Saturday, July 25, 2015

QpAdm results using new Allentoft data

I have been  on holidays and now back behind the workbench.   Today I ran a qpAdm analysis using all possible modern European against the new data from Allentoft et al. 2015.  Unfortunately many northeast and southeast European groups turned out to be problematic and gave high chisq values indicating lacking admixtures.

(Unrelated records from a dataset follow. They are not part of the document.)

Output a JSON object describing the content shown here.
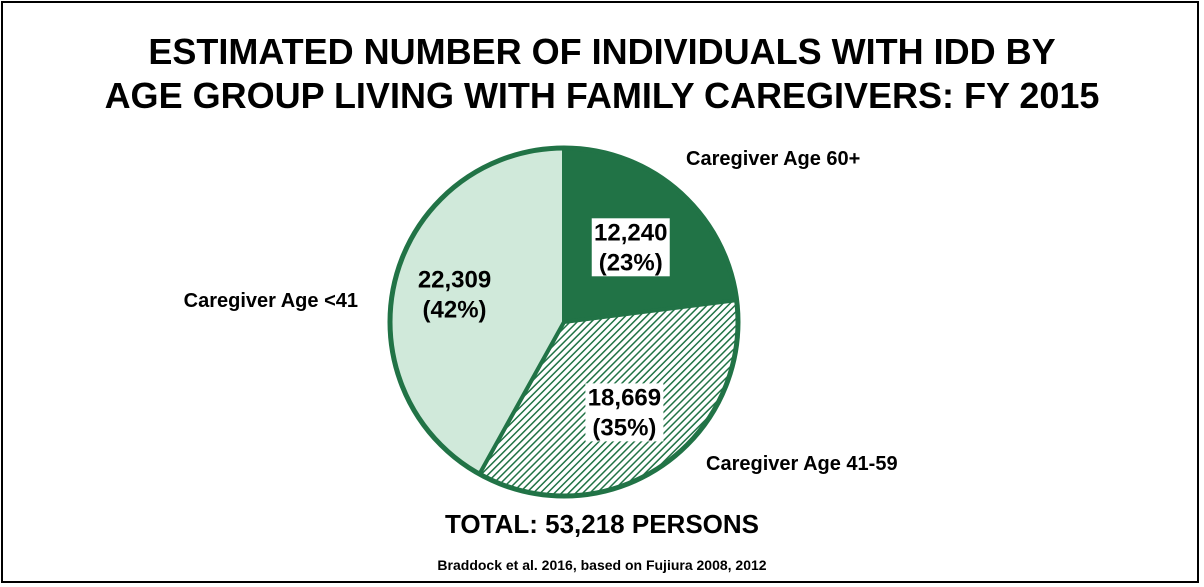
{
  "title_lines": [
    "ESTIMATED NUMBER OF INDIVIDUALS WITH IDD BY",
    "AGE GROUP LIVING WITH FAMILY CAREGIVERS: FY 2015"
  ],
  "total_label": "TOTAL: 53,218 PERSONS",
  "source": "Braddock et al. 2016, based on Fujiura 2008, 2012",
  "colors": {
    "outline": "#217346",
    "dark": "#217346",
    "light": "#d0e9da",
    "hatch": "#217346"
  },
  "chart_data": {
    "type": "pie",
    "title": "ESTIMATED NUMBER OF INDIVIDUALS WITH IDD BY AGE GROUP LIVING WITH FAMILY CAREGIVERS: FY 2015",
    "slices": [
      {
        "name": "Caregiver Age 60+",
        "value": 12240,
        "value_label": "12,240",
        "percent_label": "(23%)",
        "fill": "dark"
      },
      {
        "name": "Caregiver Age 41-59",
        "value": 18669,
        "value_label": "18,669",
        "percent_label": "(35%)",
        "fill": "hatch"
      },
      {
        "name": "Caregiver Age <41",
        "value": 22309,
        "value_label": "22,309",
        "percent_label": "(42%)",
        "fill": "light"
      }
    ],
    "total": 53218
  }
}
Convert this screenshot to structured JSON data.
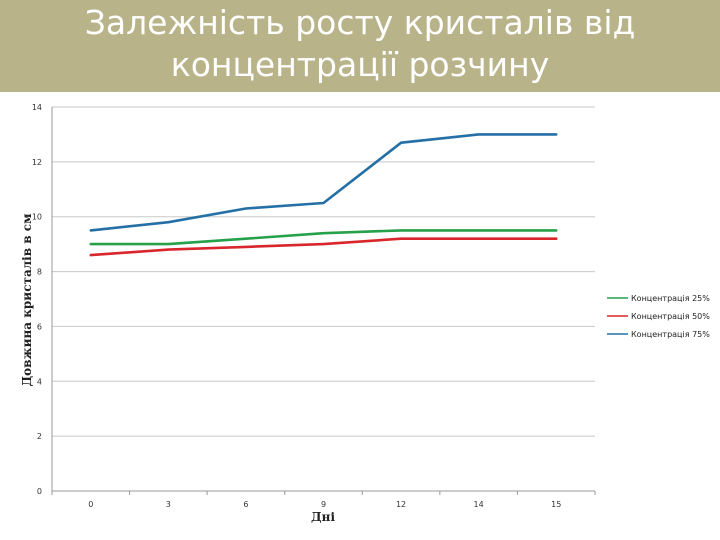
{
  "title": "Залежність росту кристалів від\nконцентрації розчину",
  "colors": {
    "title_band": "#b9b38a",
    "title_text": "#ffffff",
    "grid": "#c8c8c8"
  },
  "chart_data": {
    "type": "line",
    "title": "Залежність росту кристалів від концентрації розчину",
    "xlabel": "Дні",
    "ylabel": "Довжина кристалів в см",
    "categories": [
      "0",
      "3",
      "6",
      "9",
      "12",
      "14",
      "15"
    ],
    "ylim": [
      0,
      14
    ],
    "yticks": [
      0,
      2,
      4,
      6,
      8,
      10,
      12,
      14
    ],
    "grid": true,
    "legend_position": "right",
    "series": [
      {
        "name": "Концентрація 25%",
        "color": "#27a04a",
        "values": [
          9.0,
          9.0,
          9.2,
          9.4,
          9.5,
          9.5,
          9.5
        ]
      },
      {
        "name": "Концентрація 50%",
        "color": "#d9262c",
        "values": [
          8.6,
          8.8,
          8.9,
          9.0,
          9.2,
          9.2,
          9.2
        ]
      },
      {
        "name": "Концентрація 75%",
        "color": "#2470a6",
        "values": [
          9.5,
          9.8,
          10.3,
          10.5,
          12.7,
          13.0,
          13.0
        ]
      }
    ]
  }
}
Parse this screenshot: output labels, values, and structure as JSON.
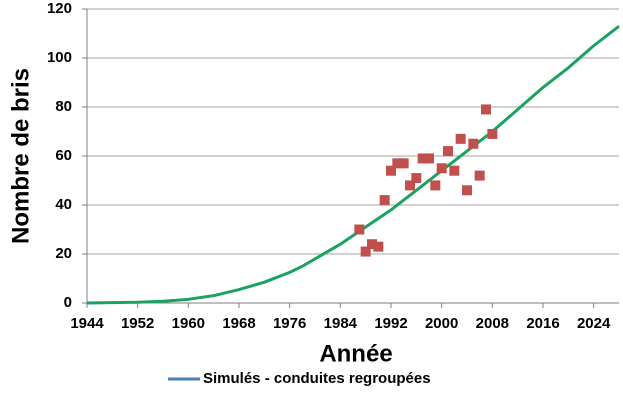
{
  "chart_data": {
    "type": "line",
    "x_label": "Année",
    "y_label": "Nombre de bris",
    "xlim": [
      1944,
      2028
    ],
    "xticks": [
      1944,
      1952,
      1960,
      1968,
      1976,
      1984,
      1992,
      2000,
      2008,
      2016,
      2024
    ],
    "ylim": [
      0,
      120
    ],
    "yticks": [
      0,
      20,
      40,
      60,
      80,
      100,
      120
    ],
    "grid": true,
    "series": [
      {
        "name": "Simulés - conduites regroupées",
        "type": "line",
        "color": "#1aa360",
        "legend_color": "#4a7ebb",
        "x": [
          1944,
          1952,
          1956,
          1960,
          1964,
          1968,
          1972,
          1976,
          1978,
          1980,
          1984,
          1988,
          1992,
          1996,
          2000,
          2004,
          2008,
          2012,
          2016,
          2020,
          2024,
          2028
        ],
        "values": [
          0,
          0.3,
          0.7,
          1.5,
          3,
          5.5,
          8.5,
          12.5,
          15,
          18,
          24,
          31,
          38,
          46,
          54,
          62,
          70,
          79,
          88,
          96,
          105,
          113
        ]
      },
      {
        "type": "scatter",
        "color": "#c0504d",
        "x": [
          1987,
          1988,
          1989,
          1990,
          1991,
          1992,
          1993,
          1994,
          1995,
          1996,
          1997,
          1998,
          1999,
          2000,
          2001,
          2002,
          2003,
          2004,
          2005,
          2006,
          2007,
          2008
        ],
        "values": [
          30,
          21,
          24,
          23,
          42,
          54,
          57,
          57,
          48,
          51,
          59,
          59,
          48,
          55,
          62,
          54,
          67,
          46,
          65,
          52,
          79,
          69
        ]
      }
    ]
  }
}
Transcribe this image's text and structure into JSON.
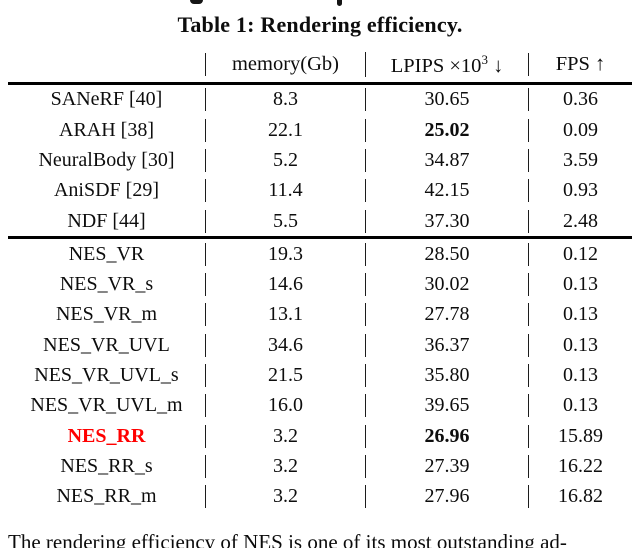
{
  "page": {
    "background": "#ffffff",
    "text_color": "#0d0d0d",
    "accent_red": "#ff0000",
    "rule_color": "#000000"
  },
  "caption": "Table 1: Rendering efficiency.",
  "header": {
    "col0": "",
    "memory": "memory(Gb)",
    "lpips_prefix": "LPIPS ×10",
    "lpips_sup": "3",
    "lpips_suffix": " ↓",
    "fps": "FPS ↑"
  },
  "sections": [
    {
      "rows": [
        {
          "label": "SANeRF [40]",
          "memory": "8.3",
          "lpips": "30.65",
          "fps": "0.36",
          "label_style": "normal",
          "lpips_style": "normal"
        },
        {
          "label": "ARAH [38]",
          "memory": "22.1",
          "lpips": "25.02",
          "fps": "0.09",
          "label_style": "normal",
          "lpips_style": "bold"
        },
        {
          "label": "NeuralBody [30]",
          "memory": "5.2",
          "lpips": "34.87",
          "fps": "3.59",
          "label_style": "normal",
          "lpips_style": "normal"
        },
        {
          "label": "AniSDF [29]",
          "memory": "11.4",
          "lpips": "42.15",
          "fps": "0.93",
          "label_style": "normal",
          "lpips_style": "normal"
        },
        {
          "label": "NDF [44]",
          "memory": "5.5",
          "lpips": "37.30",
          "fps": "2.48",
          "label_style": "normal",
          "lpips_style": "normal"
        }
      ]
    },
    {
      "rows": [
        {
          "label": "NES_VR",
          "memory": "19.3",
          "lpips": "28.50",
          "fps": "0.12",
          "label_style": "normal",
          "lpips_style": "normal"
        },
        {
          "label": "NES_VR_s",
          "memory": "14.6",
          "lpips": "30.02",
          "fps": "0.13",
          "label_style": "normal",
          "lpips_style": "normal"
        },
        {
          "label": "NES_VR_m",
          "memory": "13.1",
          "lpips": "27.78",
          "fps": "0.13",
          "label_style": "normal",
          "lpips_style": "normal"
        },
        {
          "label": "NES_VR_UVL",
          "memory": "34.6",
          "lpips": "36.37",
          "fps": "0.13",
          "label_style": "normal",
          "lpips_style": "normal"
        },
        {
          "label": "NES_VR_UVL_s",
          "memory": "21.5",
          "lpips": "35.80",
          "fps": "0.13",
          "label_style": "normal",
          "lpips_style": "normal"
        },
        {
          "label": "NES_VR_UVL_m",
          "memory": "16.0",
          "lpips": "39.65",
          "fps": "0.13",
          "label_style": "normal",
          "lpips_style": "normal"
        },
        {
          "label": "NES_RR",
          "memory": "3.2",
          "lpips": "26.96",
          "fps": "15.89",
          "label_style": "red-bold",
          "lpips_style": "bold"
        },
        {
          "label": "NES_RR_s",
          "memory": "3.2",
          "lpips": "27.39",
          "fps": "16.22",
          "label_style": "normal",
          "lpips_style": "normal"
        },
        {
          "label": "NES_RR_m",
          "memory": "3.2",
          "lpips": "27.96",
          "fps": "16.82",
          "label_style": "normal",
          "lpips_style": "normal"
        }
      ]
    }
  ],
  "body_text": "The rendering efficiency of NES is one of its most outstanding ad-",
  "chart_data": {
    "type": "table",
    "title": "Table 1: Rendering efficiency.",
    "columns": [
      "method",
      "memory(Gb)",
      "LPIPS ×10^3 ↓",
      "FPS ↑"
    ],
    "rows": [
      [
        "SANeRF [40]",
        8.3,
        30.65,
        0.36
      ],
      [
        "ARAH [38]",
        22.1,
        25.02,
        0.09
      ],
      [
        "NeuralBody [30]",
        5.2,
        34.87,
        3.59
      ],
      [
        "AniSDF [29]",
        11.4,
        42.15,
        0.93
      ],
      [
        "NDF [44]",
        5.5,
        37.3,
        2.48
      ],
      [
        "NES_VR",
        19.3,
        28.5,
        0.12
      ],
      [
        "NES_VR_s",
        14.6,
        30.02,
        0.13
      ],
      [
        "NES_VR_m",
        13.1,
        27.78,
        0.13
      ],
      [
        "NES_VR_UVL",
        34.6,
        36.37,
        0.13
      ],
      [
        "NES_VR_UVL_s",
        21.5,
        35.8,
        0.13
      ],
      [
        "NES_VR_UVL_m",
        16.0,
        39.65,
        0.13
      ],
      [
        "NES_RR",
        3.2,
        26.96,
        15.89
      ],
      [
        "NES_RR_s",
        3.2,
        27.39,
        16.22
      ],
      [
        "NES_RR_m",
        3.2,
        27.96,
        16.82
      ]
    ],
    "notes": "best LPIPS values (25.02, 26.96) bold; NES_RR row label red bold"
  }
}
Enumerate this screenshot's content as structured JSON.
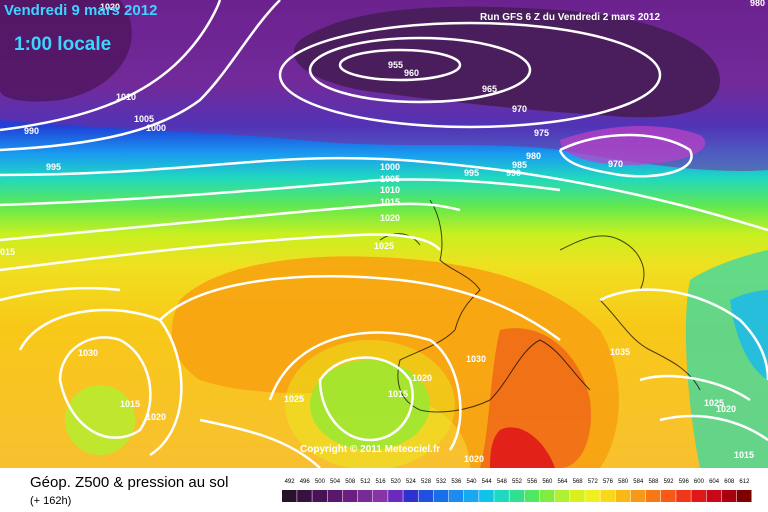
{
  "header": {
    "date": "Vendredi 9 mars 2012",
    "time": "1:00 locale",
    "run": "Run GFS 6 Z du Vendredi 2 mars 2012"
  },
  "copyright": "Copyright © 2011 Meteociel.fr",
  "footer": {
    "title": "Géop. Z500 & pression au sol",
    "subtitle": "(+ 162h)"
  },
  "legend": {
    "values": [
      "492",
      "496",
      "500",
      "504",
      "508",
      "512",
      "516",
      "520",
      "524",
      "528",
      "532",
      "536",
      "540",
      "544",
      "548",
      "552",
      "556",
      "560",
      "564",
      "568",
      "572",
      "576",
      "580",
      "584",
      "588",
      "592",
      "596",
      "600",
      "604",
      "608",
      "612"
    ],
    "colors": [
      "#2a0f2e",
      "#3a1040",
      "#4a1256",
      "#5a186c",
      "#6a1f82",
      "#7a2a96",
      "#8a32a8",
      "#6a2ac0",
      "#3030d0",
      "#2050e0",
      "#1a6fe8",
      "#1c8cf0",
      "#18a8f0",
      "#10c4e8",
      "#20d8c0",
      "#30e090",
      "#50e860",
      "#80ec40",
      "#b0f030",
      "#d8f020",
      "#f0f020",
      "#f8d818",
      "#f8b818",
      "#f89818",
      "#f87818",
      "#f85818",
      "#f03818",
      "#e01818",
      "#c80818",
      "#a80010",
      "#800000"
    ]
  },
  "isobars": [
    {
      "text": "1020"
    },
    {
      "text": "980"
    },
    {
      "text": "1010"
    },
    {
      "text": "1005"
    },
    {
      "text": "1000"
    },
    {
      "text": "990"
    },
    {
      "text": "995"
    },
    {
      "text": "955"
    },
    {
      "text": "960"
    },
    {
      "text": "965"
    },
    {
      "text": "970"
    },
    {
      "text": "975"
    },
    {
      "text": "980"
    },
    {
      "text": "985"
    },
    {
      "text": "990"
    },
    {
      "text": "995"
    },
    {
      "text": "970"
    },
    {
      "text": "1000"
    },
    {
      "text": "1005"
    },
    {
      "text": "1010"
    },
    {
      "text": "1015"
    },
    {
      "text": "1020"
    },
    {
      "text": "1025"
    },
    {
      "text": "015"
    },
    {
      "text": "1030"
    },
    {
      "text": "1030"
    },
    {
      "text": "1035"
    },
    {
      "text": "1020"
    },
    {
      "text": "1015"
    },
    {
      "text": "1025"
    },
    {
      "text": "1015"
    },
    {
      "text": "1020"
    },
    {
      "text": "1020"
    },
    {
      "text": "1025"
    },
    {
      "text": "1020"
    },
    {
      "text": "1015"
    }
  ]
}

Although I found a fitting ancient group and a solution for northeastern groups it is still under test and at first I publish only results with chisq values below 1,5, only Estonian, Lithuanian and Basque being over 1.    Siberian indicates modern Siberian populations (Nganasan) and Near East indicated Bedouin-like admixture, used before also by Haak et al.





Wednesday, July 1, 2015

Bronze and Iron Age samples analyzed using Dstat



A month ago we saw a new study,  Allentoft et al. with new earlier unpublished data regarding several Bronze Age cultures.  Altogether 101 ancient samples were available, of which almost half has reasonable high quality.   I ran several PCA’s and noticed some problems due to the error caused by those low quality samples and obviously nonrandom distribution of SNP results.  If I used standard methods most new samples clustered somewhere between Central Europe and Caucasus and if I used the projection method included to Eigensoft’s PCA-tool most samples from ancient European cultures were placed among modern Europeans.  So I understood that PCA wouldn’t work well and wouldn’t reveal original ancient features and I saw it necessary to use straight comparisons between ancient and modern samples, comparing them without selective clustering.  Tools like f3Stat and Dstat are straightforward methods without for low quality data vulnerable clustering.  Therefore f3- and Dstat are more applicable in this case.
  
My first test includes selected Eastern European populations comparing them to other modern Europeans and ancient samples.  I used Dstat and the formula is Dstat(test-a,test-b;ancient sample,Mbuti), where “test-a” is the East European sample to be tested and “test-b” is the European sample to be compared with “test-a”.  If the result is positive then “test-a” is closer the ancient sample in comparison between "test-a" and "test-b".  If the result is negative then “test-b” is closer than "test-a".  I moved some results to Excel sheet to show one idea how to make comparisons.  New data is downloadable here

I publish now some first observations.  Although the locality seems to be absolutely right, ancient Scandinavian are close modern Scandinavians etc., there are many surprising results which are in contradiction with results obtained by selective clustering methods.  You are welcome to leave your comments if you find something surprising.  Unfortunately the publicly available version of Allentoft et al. doesn’t show comparable results using f3- or Dstat, so he keeps us in excitement. 

I have now only a few results from East Europe, but I’ll run more results including Central, West and South Europeans during the next week.

Examples click here.

edit 1.7.2015 11.40 am:  German samples are from Estonian BC and not representative.  They seem to be partly more unknown East Europeans than Germans from Germany. I should have deleted them.